Unresolved questions are mapped to the phase they block. Each MUST be resolved before that phase begins.

# Question Blocks Resolution / Fallback
OQ-1 Does --settings <file> merge hooks with ~/.claude/settings.json or replace them? Phase 6 Verify by running claude with --settings containing a test hook alongside a real user hook and checking both fire. If merge fails: PO-1 fallback (merge in-process).
OQ-2 Does --setting-sources= (empty string) suppress all standard sources? Phase 6 Verify by running claude --setting-sources= --settings <relay-only-file> and checking user hooks do not fire. If not accepted: try --setting-sources=none; if neither works, enumerate relay source explicitly.

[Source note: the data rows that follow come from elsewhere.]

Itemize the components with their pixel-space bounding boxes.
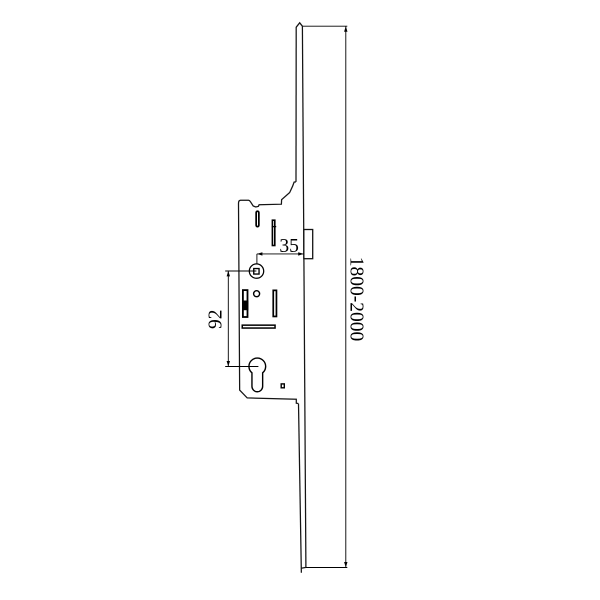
svg-text:92: 92 — [205, 309, 226, 329]
svg-text:1800-2000: 1800-2000 — [346, 257, 367, 342]
svg-text:35: 35 — [279, 236, 299, 257]
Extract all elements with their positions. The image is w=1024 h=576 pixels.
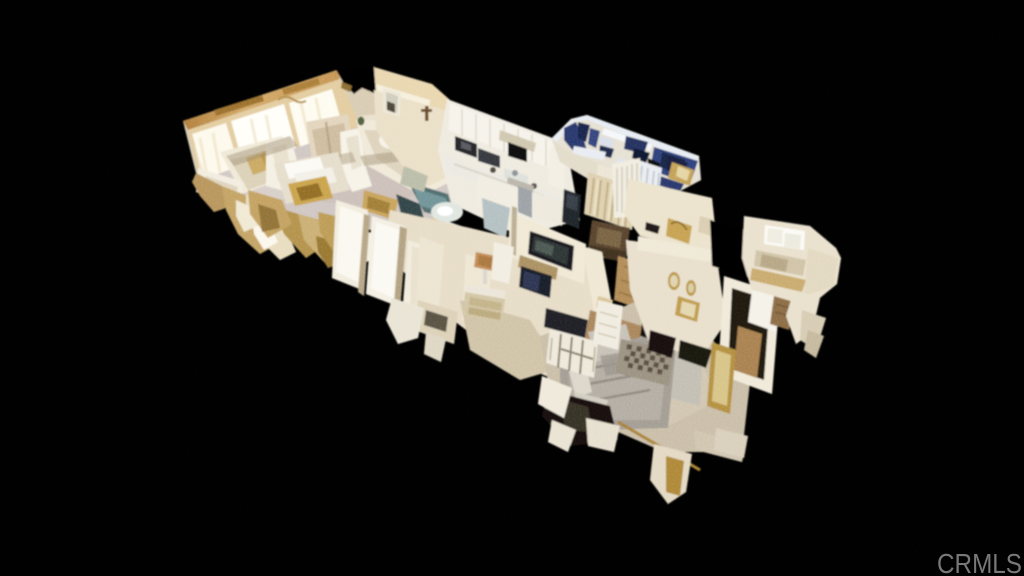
svg-text:CRMLS: CRMLS <box>937 548 1022 576</box>
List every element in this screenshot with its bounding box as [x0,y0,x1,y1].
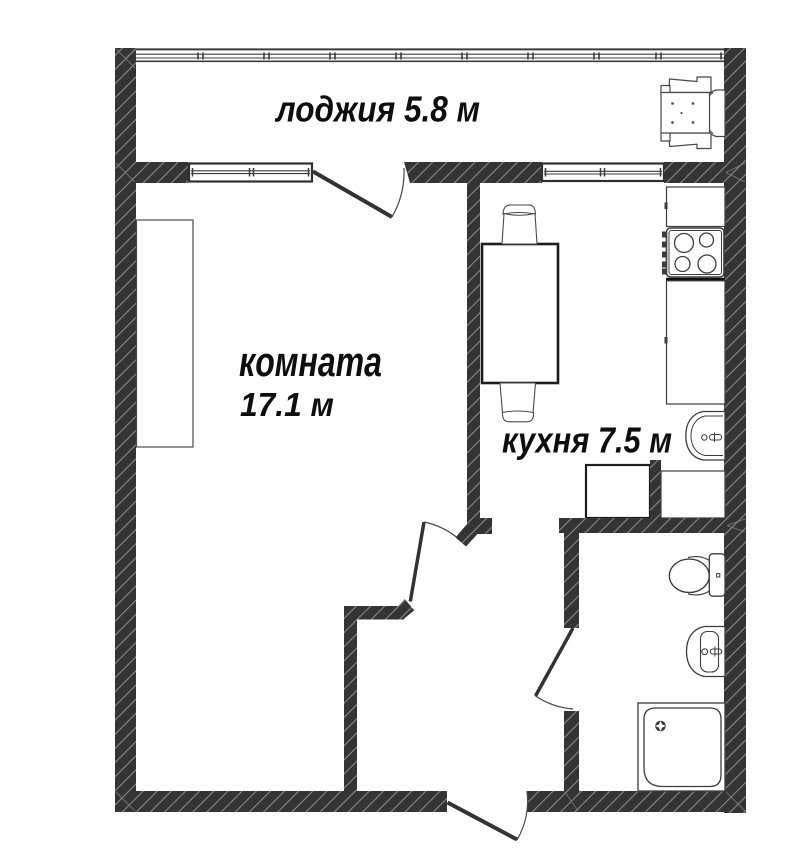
svg-text:комната: комната [239,338,382,385]
svg-text:17.1 м: 17.1 м [240,386,334,423]
svg-text:кухня 7.5 м: кухня 7.5 м [502,420,672,461]
svg-text:лоджия 5.8 м: лоджия 5.8 м [274,89,480,130]
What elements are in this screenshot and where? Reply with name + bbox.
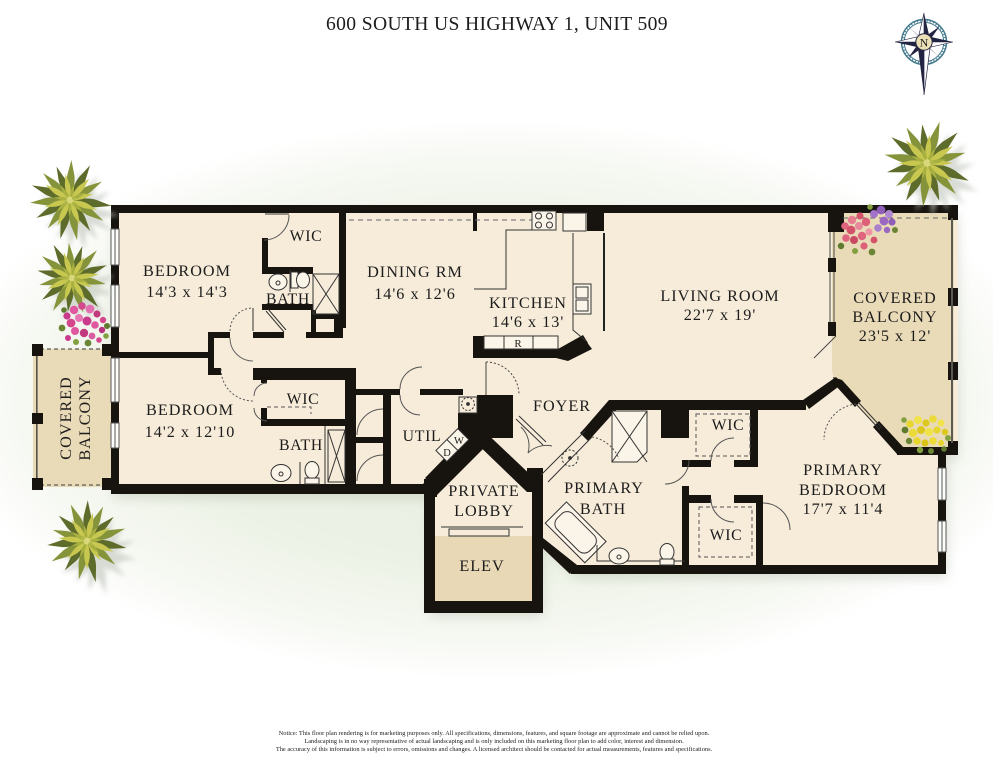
svg-text:22'7 x 19': 22'7 x 19' <box>684 306 757 324</box>
svg-text:PRIMARY: PRIMARY <box>564 479 644 497</box>
svg-text:D: D <box>443 448 451 459</box>
svg-text:DINING RM: DINING RM <box>367 263 463 281</box>
svg-text:R: R <box>514 338 522 350</box>
svg-text:BATH: BATH <box>580 500 626 518</box>
svg-text:LIVING ROOM: LIVING ROOM <box>660 287 779 305</box>
svg-text:COVERED: COVERED <box>853 289 936 307</box>
svg-text:W: W <box>454 436 464 447</box>
svg-text:COVERED: COVERED <box>57 376 75 459</box>
svg-text:PRIMARY: PRIMARY <box>803 461 883 479</box>
svg-text:LOBBY: LOBBY <box>454 502 514 520</box>
svg-text:The accuracy of this informati: The accuracy of this information is subj… <box>276 746 713 753</box>
svg-text:WIC: WIC <box>712 417 745 434</box>
svg-text:600 SOUTH US HIGHWAY 1, UNIT 5: 600 SOUTH US HIGHWAY 1, UNIT 509 <box>326 14 668 35</box>
svg-text:14'6 x 13': 14'6 x 13' <box>492 313 565 331</box>
svg-text:14'3 x 14'3: 14'3 x 14'3 <box>146 283 228 301</box>
svg-text:BALCONY: BALCONY <box>76 375 94 460</box>
svg-text:KITCHEN: KITCHEN <box>489 294 567 312</box>
svg-text:BATH: BATH <box>279 437 323 454</box>
svg-text:23'5 x 12': 23'5 x 12' <box>859 327 932 345</box>
svg-text:17'7 x 11'4: 17'7 x 11'4 <box>803 500 884 518</box>
svg-text:WIC: WIC <box>290 228 323 245</box>
svg-text:WIC: WIC <box>710 527 743 544</box>
svg-text:BEDROOM: BEDROOM <box>146 401 234 419</box>
svg-text:BEDROOM: BEDROOM <box>143 262 231 280</box>
svg-text:PRIVATE: PRIVATE <box>448 482 519 500</box>
svg-text:WIC: WIC <box>287 391 320 408</box>
svg-text:BEDROOM: BEDROOM <box>799 481 887 499</box>
svg-text:UTIL: UTIL <box>403 428 442 445</box>
svg-text:BALCONY: BALCONY <box>852 308 937 326</box>
svg-text:N: N <box>920 36 929 50</box>
svg-text:Notice: This floor plan rende: Notice: This floor plan rendering is for… <box>279 730 710 737</box>
svg-text:14'2 x 12'10: 14'2 x 12'10 <box>145 423 236 441</box>
svg-text:ELEV: ELEV <box>459 557 504 575</box>
svg-text:Landscaping is in no way repre: Landscaping is in no way representative … <box>304 738 684 745</box>
svg-text:FOYER: FOYER <box>533 397 591 415</box>
svg-text:14'6 x 12'6: 14'6 x 12'6 <box>374 285 456 303</box>
svg-text:BATH: BATH <box>266 291 310 308</box>
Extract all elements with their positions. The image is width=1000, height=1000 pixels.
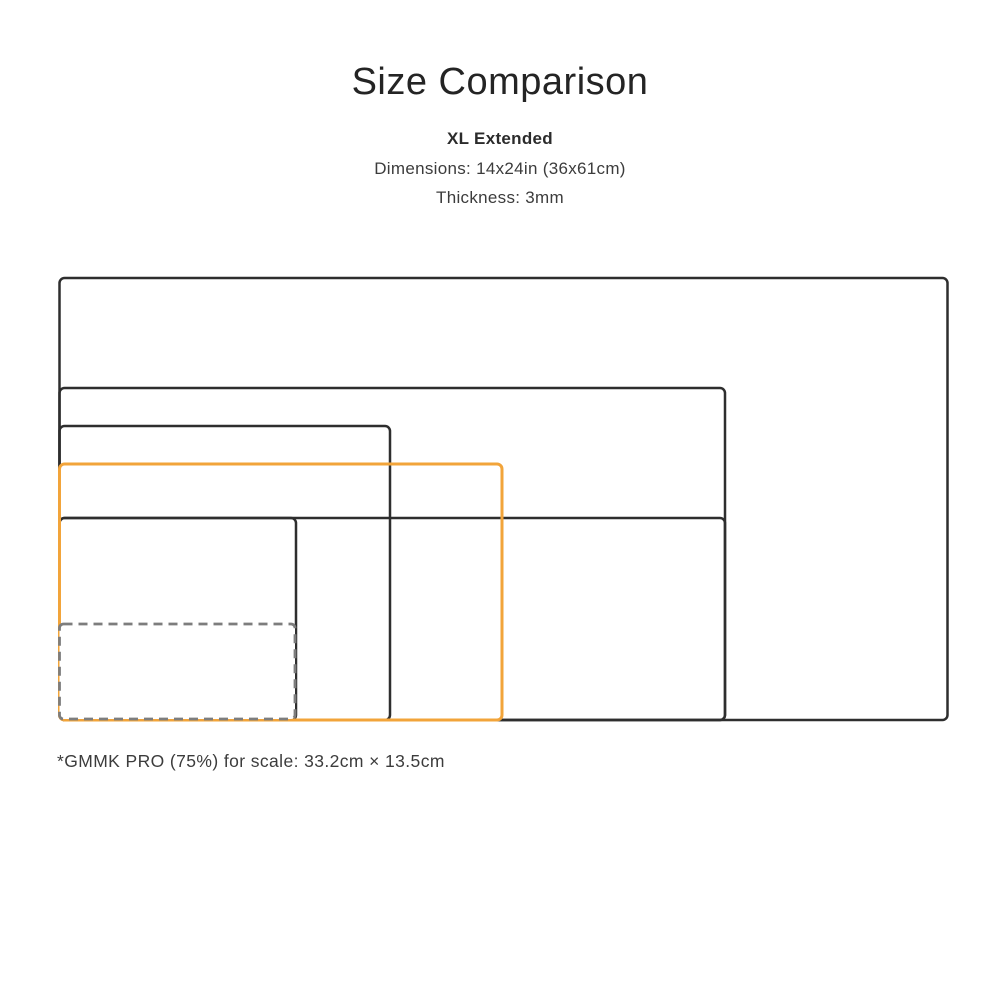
keyboard-scale-rect [60, 624, 296, 719]
size-comparison-diagram [0, 0, 1000, 1000]
size-comparison-page: Size Comparison XL Extended Dimensions: … [0, 0, 1000, 1000]
scale-footnote: *GMMK PRO (75%) for scale: 33.2cm × 13.5… [57, 750, 445, 772]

OQ-3 Does /read <path> accept absolute paths for prompts >32 KB? Verify that /read is a built-in slash command (always available) vs. a tool invocation (requires allowedTools). Phase 5 End-to-end test with --allowedTools=all and a 33 KB prompt file. If not: PO-6 fallback (truncate at 32 KB). Note: /read is confirmed a built-in slash command — it does not require Read in --allowedTools.
OQ-4 FIFO open race: will O_NONBLOCK open-before-inject reliably prevent timing issues? Phase 6 Validated by test_fast_stop_hook integration test (MOCK_DELAY_STOP=0). If race occurs in practice, add a pre-prompt-inject poll() to confirm FIFO open.
OQ-5 Is login_tty available in x86_64-unknown-linux-musl? Phase 2 Attempt compilation before Phase 2 begins. If absent: inline 4-syscall implementation (PO-3 recovery). Resolve before writing Phase 2 code.
OQ-6 Do CLAUDE_CODE_SESSION_ID / CLAUDE_CODE_SESSION_KIND from a parent session confuse the child? Phase 2 Unset both in child env before execvp as a precaution. Test by running claude-print from inside an active claude session and verifying the child gets its own session identity.